The spike in borrowings to €16 billion on Thursday from just over €1 billion at the Frankfurt-based bank caused a stir across Europe’s markets, leading to speculation that one or more euro zone banks were in trouble and needed crisis support.
The increase also prompted suggestions that the cause was a simple human error such as “a fat finger” hitting a wrong button on a computer.
The actual reason is more technical and has been caused by the auction of deposits and corresponding assets at Anglo and Nationwide.
The two troubled lenders, which are being closed down over time, have borrowed heavily from the ECB to prop themselves up following huge withdrawals of customer cash from their deposit books.
They have drawn ECB loans on a rolling basis for a minimum of a week under Frankfurt’s main lending facility, which is available to all euro zone banks.

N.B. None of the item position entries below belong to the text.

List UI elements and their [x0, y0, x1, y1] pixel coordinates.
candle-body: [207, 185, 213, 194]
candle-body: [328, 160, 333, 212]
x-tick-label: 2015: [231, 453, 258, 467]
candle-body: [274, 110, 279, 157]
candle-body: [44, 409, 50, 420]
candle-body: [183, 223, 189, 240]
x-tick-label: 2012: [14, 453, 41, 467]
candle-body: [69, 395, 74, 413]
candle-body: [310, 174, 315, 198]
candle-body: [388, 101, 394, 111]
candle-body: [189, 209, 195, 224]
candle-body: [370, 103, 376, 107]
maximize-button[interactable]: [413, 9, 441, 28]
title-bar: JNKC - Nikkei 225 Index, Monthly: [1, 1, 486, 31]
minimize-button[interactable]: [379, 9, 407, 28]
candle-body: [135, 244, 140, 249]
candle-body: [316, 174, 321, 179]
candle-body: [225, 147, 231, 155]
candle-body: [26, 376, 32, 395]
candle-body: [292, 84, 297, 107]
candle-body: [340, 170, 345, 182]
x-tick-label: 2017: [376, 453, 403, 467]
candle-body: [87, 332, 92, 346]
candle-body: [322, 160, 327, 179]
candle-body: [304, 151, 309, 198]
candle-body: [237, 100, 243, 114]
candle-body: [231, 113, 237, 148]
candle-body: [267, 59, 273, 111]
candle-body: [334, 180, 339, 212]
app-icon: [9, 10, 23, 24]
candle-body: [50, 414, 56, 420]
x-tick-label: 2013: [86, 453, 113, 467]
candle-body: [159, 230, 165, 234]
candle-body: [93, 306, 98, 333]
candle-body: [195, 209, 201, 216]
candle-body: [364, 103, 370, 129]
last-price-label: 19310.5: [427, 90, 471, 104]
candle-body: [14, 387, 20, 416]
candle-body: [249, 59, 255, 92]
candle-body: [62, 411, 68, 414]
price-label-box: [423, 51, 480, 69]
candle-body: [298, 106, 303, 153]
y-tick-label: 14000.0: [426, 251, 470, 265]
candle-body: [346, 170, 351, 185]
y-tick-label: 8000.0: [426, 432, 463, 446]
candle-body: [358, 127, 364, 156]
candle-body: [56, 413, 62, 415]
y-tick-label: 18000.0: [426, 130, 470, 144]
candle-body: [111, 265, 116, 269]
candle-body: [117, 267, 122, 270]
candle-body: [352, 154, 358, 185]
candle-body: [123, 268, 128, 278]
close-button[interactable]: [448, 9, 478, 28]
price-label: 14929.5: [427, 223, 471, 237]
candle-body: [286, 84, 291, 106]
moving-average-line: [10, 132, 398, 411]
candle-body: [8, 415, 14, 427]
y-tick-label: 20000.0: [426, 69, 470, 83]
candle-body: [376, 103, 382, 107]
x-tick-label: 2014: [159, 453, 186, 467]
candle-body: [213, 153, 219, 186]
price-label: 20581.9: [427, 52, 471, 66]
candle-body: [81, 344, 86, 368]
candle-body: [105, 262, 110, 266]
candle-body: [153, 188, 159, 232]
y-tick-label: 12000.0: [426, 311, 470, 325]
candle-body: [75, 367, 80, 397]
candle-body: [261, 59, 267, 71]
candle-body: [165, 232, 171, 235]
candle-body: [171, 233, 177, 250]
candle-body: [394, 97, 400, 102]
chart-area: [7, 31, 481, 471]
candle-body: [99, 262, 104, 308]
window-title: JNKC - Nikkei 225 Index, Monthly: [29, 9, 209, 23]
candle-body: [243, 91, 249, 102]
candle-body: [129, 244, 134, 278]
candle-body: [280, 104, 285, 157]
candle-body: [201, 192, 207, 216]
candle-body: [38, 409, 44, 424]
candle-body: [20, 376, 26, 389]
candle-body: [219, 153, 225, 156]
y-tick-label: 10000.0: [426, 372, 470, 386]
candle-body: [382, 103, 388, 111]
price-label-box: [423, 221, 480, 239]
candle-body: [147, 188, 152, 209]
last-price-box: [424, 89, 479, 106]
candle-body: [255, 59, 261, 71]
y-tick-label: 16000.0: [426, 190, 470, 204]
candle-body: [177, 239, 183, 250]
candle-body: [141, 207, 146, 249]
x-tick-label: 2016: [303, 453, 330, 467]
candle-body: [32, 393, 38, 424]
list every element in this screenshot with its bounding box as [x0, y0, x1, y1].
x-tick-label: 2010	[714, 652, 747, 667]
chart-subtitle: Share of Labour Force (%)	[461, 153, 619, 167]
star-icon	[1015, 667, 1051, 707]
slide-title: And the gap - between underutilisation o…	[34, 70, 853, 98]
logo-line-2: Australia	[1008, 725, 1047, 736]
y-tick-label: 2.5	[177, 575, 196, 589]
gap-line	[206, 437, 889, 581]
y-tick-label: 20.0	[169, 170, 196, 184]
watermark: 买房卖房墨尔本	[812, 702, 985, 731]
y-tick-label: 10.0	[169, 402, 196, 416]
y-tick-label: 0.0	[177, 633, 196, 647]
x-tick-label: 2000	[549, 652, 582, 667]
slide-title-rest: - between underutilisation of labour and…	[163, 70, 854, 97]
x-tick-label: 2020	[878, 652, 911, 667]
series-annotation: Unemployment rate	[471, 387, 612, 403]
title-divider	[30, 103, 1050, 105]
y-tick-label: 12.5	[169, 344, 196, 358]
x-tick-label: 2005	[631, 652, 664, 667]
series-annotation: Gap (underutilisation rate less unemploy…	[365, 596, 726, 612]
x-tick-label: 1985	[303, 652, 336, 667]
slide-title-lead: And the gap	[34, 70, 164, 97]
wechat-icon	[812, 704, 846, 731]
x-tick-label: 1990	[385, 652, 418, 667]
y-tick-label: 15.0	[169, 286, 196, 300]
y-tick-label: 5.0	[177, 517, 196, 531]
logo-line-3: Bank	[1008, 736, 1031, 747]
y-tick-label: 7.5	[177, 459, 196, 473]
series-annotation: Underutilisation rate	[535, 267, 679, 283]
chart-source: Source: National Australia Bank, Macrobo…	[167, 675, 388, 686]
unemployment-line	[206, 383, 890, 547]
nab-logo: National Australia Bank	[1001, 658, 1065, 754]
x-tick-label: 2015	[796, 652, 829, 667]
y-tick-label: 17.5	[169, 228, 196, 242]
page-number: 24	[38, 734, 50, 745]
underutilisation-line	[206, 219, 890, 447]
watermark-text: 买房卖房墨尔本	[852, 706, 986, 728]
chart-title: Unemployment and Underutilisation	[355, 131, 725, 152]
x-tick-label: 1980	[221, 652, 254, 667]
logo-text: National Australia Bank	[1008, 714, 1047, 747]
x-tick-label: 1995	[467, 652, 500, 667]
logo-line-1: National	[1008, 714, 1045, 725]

The lenders have used about €15 billion in bonds – State-backed IOUs – issued by the National Asset Management Agency as collateral, or security, to borrow the money.
The Nama bonds, however, are being auctioned with the deposits so they could no longer be used to support week-long loans, given that their sale is expected shortly.
This forced Anglo and Irish Nationwide to swap their existing week-long loans with the ECB for overnight borrowings to pave the way for a quick sale to take place.
The Irish Central Bank referred queries to the ECB, which said it did not comment on the borrowings of individual banks. Anglo, Irish Nationwide and the National Treasury Management Agency, which manages the Government’s banking interests, had no comment either.
Such heavy overnight borrowing is by its nature more expensive, although it is expected to decline as soon as Anglo and Irish Nationwide sell the deposits and the Nama bonds. This is expected to take place within weeks.
The step-up in emergency borrowing came as the ECB ramped up its purchases of Portuguese bonds in an attempt to stem the increase in that country’s borrowing costs.
Although Reuters news agency quoted a “euro zone finance source” as saying Portugal’s partners in the euro zone believe it may not survive without external aid beyond March, this was denied by Lisbon and by the European Commission.
The interest rate on Portuguese 10-year bonds rose yesterday, reaching levels deemed unsustainable in financial markets.